Jakrawal Nilthamrong‘s Vanishing Point. “A drama depicting life in different paths. As two men delve deep down in search for what could heal their pains, through the path of imagination, they see themselves in each other.”
Juan Daniel Fernández Molero‘s Videophilia (and Other Viral Syndromes). “Internet cafés and slackers, not-so-innocent schoolgirls and amateur porn using Google Glass: things in Lima, the Peruvian capital, are pretty similar to contemporary reality, virtual or otherwise, in the rest of the world. Cinema meets digital psychedelia.”
Kyros Papavassiliou‘s Impressions of a Drowned Man. “A man who doesn’t know who he is meets his former love. She tells him he is a famous poet, Kostas Karyotakis, who killed himself in 1928. Every year he returns on the anniversary of his death.”
Carlos Quintela‘s La obra del siglo. “Three Cuban men, obliged by circumstance to live together under the same roof, pass their days in the ElectroNuclear City.”
Martin Radich‘s Norfolk, “a haunting thriller about a reclusive father and son whose close relationship is threatened when the father’s violent past catches up with them.”
Lukas Valenta Rinner‘s Parabellum. “In the company of housewives, professionals and a retired tennis instructor, Hernán is part of a middle-class community that is preparing for the eventual arrival of the end of the world at a holiday resort in the marshy Tigre delta.”

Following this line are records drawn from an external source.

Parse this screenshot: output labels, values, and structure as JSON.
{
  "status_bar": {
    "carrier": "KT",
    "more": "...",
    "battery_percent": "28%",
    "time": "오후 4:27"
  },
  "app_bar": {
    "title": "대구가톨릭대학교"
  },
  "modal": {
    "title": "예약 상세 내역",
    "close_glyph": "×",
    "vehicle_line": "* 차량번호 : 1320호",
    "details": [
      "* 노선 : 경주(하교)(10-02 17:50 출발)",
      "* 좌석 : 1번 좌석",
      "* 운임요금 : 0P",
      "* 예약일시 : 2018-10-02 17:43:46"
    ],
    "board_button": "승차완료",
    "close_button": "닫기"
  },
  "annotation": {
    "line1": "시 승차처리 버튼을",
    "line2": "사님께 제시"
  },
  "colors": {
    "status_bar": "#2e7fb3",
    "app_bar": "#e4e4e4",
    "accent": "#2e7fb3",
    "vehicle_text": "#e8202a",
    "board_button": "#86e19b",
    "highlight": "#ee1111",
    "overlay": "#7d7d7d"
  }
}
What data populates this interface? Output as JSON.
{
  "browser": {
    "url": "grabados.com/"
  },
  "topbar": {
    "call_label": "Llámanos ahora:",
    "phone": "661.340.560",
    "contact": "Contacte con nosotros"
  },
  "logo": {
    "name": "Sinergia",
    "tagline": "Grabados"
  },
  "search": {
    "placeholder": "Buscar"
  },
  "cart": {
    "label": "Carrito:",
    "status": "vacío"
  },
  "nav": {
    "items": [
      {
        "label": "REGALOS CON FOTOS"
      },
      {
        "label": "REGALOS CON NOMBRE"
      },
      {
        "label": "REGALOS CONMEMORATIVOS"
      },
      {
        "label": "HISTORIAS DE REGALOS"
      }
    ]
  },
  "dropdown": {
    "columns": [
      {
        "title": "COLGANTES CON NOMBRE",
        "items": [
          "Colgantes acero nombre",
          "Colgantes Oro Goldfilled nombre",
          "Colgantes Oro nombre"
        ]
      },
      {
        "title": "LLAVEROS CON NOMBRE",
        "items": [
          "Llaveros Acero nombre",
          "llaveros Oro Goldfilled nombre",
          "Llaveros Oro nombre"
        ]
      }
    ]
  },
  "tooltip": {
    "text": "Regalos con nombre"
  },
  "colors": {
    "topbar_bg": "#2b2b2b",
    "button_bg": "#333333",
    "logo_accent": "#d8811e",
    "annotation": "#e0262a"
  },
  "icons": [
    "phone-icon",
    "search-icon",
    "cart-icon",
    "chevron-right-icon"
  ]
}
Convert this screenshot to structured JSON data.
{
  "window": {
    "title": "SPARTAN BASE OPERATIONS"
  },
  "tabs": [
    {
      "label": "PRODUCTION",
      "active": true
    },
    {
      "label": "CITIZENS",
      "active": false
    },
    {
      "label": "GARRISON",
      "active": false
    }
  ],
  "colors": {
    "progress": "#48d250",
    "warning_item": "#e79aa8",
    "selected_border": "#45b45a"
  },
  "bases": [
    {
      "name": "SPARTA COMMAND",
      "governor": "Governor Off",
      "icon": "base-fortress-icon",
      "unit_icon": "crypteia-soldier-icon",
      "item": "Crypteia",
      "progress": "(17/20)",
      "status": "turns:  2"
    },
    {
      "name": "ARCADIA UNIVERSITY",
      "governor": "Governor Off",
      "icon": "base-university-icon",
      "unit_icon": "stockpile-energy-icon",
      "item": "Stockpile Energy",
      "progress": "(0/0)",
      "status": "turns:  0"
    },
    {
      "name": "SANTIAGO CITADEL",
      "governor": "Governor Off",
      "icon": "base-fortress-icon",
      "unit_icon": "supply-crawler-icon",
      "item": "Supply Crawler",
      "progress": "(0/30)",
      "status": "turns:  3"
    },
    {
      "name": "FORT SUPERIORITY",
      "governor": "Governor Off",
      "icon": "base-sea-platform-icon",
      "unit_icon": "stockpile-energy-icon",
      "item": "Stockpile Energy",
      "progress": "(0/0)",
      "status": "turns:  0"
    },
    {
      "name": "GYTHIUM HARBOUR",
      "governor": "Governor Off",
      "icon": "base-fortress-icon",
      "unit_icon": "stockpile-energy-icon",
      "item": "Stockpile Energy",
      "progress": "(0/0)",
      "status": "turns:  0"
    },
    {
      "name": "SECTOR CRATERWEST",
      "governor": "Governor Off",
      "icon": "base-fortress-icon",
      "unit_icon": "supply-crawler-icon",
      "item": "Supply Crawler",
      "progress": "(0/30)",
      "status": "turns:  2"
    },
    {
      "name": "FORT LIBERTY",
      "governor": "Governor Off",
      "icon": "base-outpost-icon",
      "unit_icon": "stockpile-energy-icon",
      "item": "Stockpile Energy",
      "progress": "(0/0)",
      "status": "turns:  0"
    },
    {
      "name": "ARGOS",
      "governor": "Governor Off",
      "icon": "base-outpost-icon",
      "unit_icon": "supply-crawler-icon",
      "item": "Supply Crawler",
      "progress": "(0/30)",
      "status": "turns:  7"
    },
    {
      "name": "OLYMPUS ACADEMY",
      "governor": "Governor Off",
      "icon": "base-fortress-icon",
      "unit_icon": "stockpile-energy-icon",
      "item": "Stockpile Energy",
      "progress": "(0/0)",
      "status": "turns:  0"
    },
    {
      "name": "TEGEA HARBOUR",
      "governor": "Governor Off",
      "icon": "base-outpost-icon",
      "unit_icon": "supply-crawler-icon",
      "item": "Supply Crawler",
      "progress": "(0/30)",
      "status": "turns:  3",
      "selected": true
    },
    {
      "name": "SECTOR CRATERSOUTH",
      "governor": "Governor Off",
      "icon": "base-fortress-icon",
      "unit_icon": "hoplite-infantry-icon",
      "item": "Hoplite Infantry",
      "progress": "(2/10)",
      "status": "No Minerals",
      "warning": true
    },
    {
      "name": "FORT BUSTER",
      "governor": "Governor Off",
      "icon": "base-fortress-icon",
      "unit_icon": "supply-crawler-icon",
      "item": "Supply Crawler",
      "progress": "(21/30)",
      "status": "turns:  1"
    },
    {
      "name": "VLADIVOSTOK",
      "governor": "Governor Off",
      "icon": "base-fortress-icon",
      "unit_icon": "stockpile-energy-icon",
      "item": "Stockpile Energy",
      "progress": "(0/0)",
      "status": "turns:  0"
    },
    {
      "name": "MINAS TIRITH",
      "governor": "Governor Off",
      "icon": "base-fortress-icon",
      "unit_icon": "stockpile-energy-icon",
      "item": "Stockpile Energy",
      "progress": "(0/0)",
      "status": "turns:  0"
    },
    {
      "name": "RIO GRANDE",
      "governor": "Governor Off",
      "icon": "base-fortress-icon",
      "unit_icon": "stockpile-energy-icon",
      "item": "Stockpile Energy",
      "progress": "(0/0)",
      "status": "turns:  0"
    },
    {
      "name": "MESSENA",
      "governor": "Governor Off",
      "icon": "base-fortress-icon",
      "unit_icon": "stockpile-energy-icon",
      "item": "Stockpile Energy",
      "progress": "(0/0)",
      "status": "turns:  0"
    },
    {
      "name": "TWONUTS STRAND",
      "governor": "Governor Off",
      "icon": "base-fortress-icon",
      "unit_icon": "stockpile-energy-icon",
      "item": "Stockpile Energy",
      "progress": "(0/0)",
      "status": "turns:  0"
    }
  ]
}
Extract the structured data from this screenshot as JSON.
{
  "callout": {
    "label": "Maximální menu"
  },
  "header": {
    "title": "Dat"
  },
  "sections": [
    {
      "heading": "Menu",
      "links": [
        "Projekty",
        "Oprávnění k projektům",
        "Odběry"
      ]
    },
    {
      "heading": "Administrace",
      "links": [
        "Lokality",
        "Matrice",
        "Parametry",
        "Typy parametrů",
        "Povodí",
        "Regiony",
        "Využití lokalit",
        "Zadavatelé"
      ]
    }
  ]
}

Jeppe Rønde‘s Bridgend. “Over a 5-year period in Bridgend in Wales, 79 people, many of them teenagers, committed suicide without leaving any clue as to why. This is the starting point for this mysterious social drama. Hannah Murray convinces as the ‘new girl in town’ in Danish Rønde’s feature debut.”
Nicolas Steiner‘s Above and Below, “a rough and rhythmic roller coaster ride seating five survivors in their daily hustle through an apocalyptic world. A mind-blowing, cinematic exploration of contemporary existence in the US.” (IP).
Lisa Takeba‘s Haruko’s Paranormal Laboratory. “Haruko is a girl who prefers to cuddle up to her old-fashioned TV set. In this wondrous story, a television can transform into a man: and this is by no means the end of the strange cheerfulness.”
Remy van Heugten‘s Gluckauf. “Social drama about the oppressive relationship between a father and a son who, as modern outlaws, struggle to survive in the depleted Dutch province of Limburg.”
Britni West‘s Tired Moonlight. “Combustible dreams fail to ignite as lonely, middle-aged, Dawn is confronted by lost love in a glorified-pit-stop town.” (IP).